Given the impact of the current drought across many regional NSW communities, art can play a valuable role in fostering communication and lifting spirits in afflicted communities.
‘There’s been a lot of research done into how involvement with art can impact a young person’s wellbeing. And I come at it from that perspective. Times are really tough out here and there isn’t much reason to celebrate and that’s understandable, but when we’re working with young people in their communities, we just want to make sure that they’re given the opportunity to express their feelings and to talk about the processes they’ve been going through as part of the drought or whatever’s going on in the community. And we want to remind them that being involved with the arts and having an outlet for some of those conversations is a really valuable way to spend their time.’
AWARD WINNING ART
The positive impact of Outback Theatre for Young People’s work was recently recognised at awards ceremonies in Sydney and in Leura, in the Blue Mountains.
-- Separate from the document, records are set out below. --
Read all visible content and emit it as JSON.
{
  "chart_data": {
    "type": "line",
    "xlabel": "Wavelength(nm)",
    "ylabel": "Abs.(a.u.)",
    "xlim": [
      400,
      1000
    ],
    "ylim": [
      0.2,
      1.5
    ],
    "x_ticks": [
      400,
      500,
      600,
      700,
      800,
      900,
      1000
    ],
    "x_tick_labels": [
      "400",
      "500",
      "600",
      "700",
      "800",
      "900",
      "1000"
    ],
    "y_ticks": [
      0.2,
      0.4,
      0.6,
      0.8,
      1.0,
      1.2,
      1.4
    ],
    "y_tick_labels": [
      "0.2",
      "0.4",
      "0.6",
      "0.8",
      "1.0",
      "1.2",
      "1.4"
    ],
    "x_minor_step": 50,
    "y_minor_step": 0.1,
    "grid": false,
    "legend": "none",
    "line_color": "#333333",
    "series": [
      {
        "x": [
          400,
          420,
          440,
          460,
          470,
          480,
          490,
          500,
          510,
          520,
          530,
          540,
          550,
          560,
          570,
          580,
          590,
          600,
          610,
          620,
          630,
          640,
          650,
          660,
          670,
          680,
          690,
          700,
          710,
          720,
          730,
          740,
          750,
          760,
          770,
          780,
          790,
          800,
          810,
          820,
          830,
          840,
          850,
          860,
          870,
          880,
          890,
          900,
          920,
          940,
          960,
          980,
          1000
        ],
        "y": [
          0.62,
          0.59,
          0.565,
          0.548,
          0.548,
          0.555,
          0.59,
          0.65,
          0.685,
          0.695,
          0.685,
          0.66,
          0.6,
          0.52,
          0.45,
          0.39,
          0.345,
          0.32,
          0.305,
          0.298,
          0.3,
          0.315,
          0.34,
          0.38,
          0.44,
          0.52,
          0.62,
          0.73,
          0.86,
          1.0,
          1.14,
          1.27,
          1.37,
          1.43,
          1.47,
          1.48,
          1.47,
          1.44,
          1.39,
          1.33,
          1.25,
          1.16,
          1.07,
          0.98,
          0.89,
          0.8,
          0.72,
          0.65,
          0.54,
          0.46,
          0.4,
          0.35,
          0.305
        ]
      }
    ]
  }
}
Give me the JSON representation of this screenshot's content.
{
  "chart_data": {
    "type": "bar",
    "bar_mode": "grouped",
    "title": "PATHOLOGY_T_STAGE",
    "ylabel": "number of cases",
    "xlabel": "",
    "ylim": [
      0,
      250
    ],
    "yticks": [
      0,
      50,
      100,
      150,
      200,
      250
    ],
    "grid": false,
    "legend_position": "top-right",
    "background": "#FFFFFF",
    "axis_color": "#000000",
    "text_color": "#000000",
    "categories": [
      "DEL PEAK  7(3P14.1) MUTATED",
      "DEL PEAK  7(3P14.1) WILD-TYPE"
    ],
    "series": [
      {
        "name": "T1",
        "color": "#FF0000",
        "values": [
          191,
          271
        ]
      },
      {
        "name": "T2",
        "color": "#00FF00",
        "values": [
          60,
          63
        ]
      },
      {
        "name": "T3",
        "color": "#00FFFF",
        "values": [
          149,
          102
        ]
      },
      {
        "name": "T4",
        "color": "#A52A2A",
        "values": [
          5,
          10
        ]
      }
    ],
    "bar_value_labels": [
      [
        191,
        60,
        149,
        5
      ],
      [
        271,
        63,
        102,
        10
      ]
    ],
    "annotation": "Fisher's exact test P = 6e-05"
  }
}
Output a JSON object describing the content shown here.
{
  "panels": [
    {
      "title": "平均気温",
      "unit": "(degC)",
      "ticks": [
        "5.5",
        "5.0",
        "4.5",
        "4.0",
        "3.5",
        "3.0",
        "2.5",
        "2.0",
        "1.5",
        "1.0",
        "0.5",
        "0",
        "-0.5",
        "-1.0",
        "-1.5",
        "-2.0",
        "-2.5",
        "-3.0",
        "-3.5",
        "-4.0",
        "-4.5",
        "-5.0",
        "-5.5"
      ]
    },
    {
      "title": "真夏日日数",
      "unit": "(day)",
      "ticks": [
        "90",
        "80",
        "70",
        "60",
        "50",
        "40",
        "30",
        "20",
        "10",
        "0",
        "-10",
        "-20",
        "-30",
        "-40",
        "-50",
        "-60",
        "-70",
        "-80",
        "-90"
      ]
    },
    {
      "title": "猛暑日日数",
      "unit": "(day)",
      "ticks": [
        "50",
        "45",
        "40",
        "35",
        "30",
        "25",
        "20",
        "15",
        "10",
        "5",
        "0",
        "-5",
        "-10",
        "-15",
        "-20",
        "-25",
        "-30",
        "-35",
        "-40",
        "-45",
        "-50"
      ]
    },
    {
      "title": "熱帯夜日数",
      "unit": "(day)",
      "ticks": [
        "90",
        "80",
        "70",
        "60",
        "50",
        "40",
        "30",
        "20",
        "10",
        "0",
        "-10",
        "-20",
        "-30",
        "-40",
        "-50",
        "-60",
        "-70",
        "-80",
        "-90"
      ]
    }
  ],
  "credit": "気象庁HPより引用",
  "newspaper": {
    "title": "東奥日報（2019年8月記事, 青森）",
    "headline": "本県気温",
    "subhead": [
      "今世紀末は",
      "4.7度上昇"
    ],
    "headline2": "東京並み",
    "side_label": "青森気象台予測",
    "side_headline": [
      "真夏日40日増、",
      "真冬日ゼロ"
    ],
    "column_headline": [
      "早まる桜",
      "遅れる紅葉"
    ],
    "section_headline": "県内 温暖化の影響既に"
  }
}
‘We won the NSW Youth Work Award 2019 for Outstanding Work with Regional Young People, and also the NSW/ACT Regional Achievement and Community Award 2019 for Connecting Communities,’ Parsons said.
Young performer, Austin, awaits his audience during Outback Theatre's The Echo in Our Walls at Bishops Lodge, Hay, 2016. Photograph by Victoria Anderson.
‘I was so proud of those acknowledgments because both of them came from outside of the arts sector,’ she added.
‘For me, it just speaks to us making art the vehicle for the bigger social changes that are happening within our small communities ... It’s about communities being given something to celebrate rather than constantly being barraged with this news of drought and death and decay. So it’s bigger than the art, for us. And it’s always been bigger than the art ... For us the process that goes into a project over two or three years is about uniting those communities and making sure those young people are given opportunities they otherwise wouldn’t get.’
LOOKING TO THE FUTURE
A 30th anniversary is a major landmark for any small to medium arts organisation – especially one like Outback Theatre, which was one of 10 youth arts companies to lose their Australia Council funding in December 2015 following the Brandis cuts.
‘I think for anything out here, surviving for 30 years is a miracle, least of all an arts organisation. It’s been amazing looking back at our archives from the beginning and seeing the sort of ground we cover and seeing the people we work with. Some of them are still engaged with the company – and so are their children. And that, I think, just speaks to the really in depth community engagement we have and have had for the whole 30 years.’
So what does the future look like for Outback Theatre?
‘I think for us, the future looks like staying really true to our communities. That’s a really important way of operating and that’s how we’ve survived these last 30 years. We’re marching to the beat of a different drum out here, based on where we are geographically, and also what’s being asked of us by our communities.
‘And as I said before, I think the reason we’ve survived for 30 years is because we are really good at listening to what our communities want and what they need from us, and we’re a responsive, adaptive organisation because of that. I think that’s what our strength is built on, and I don’t see that changing for the next 30 years.’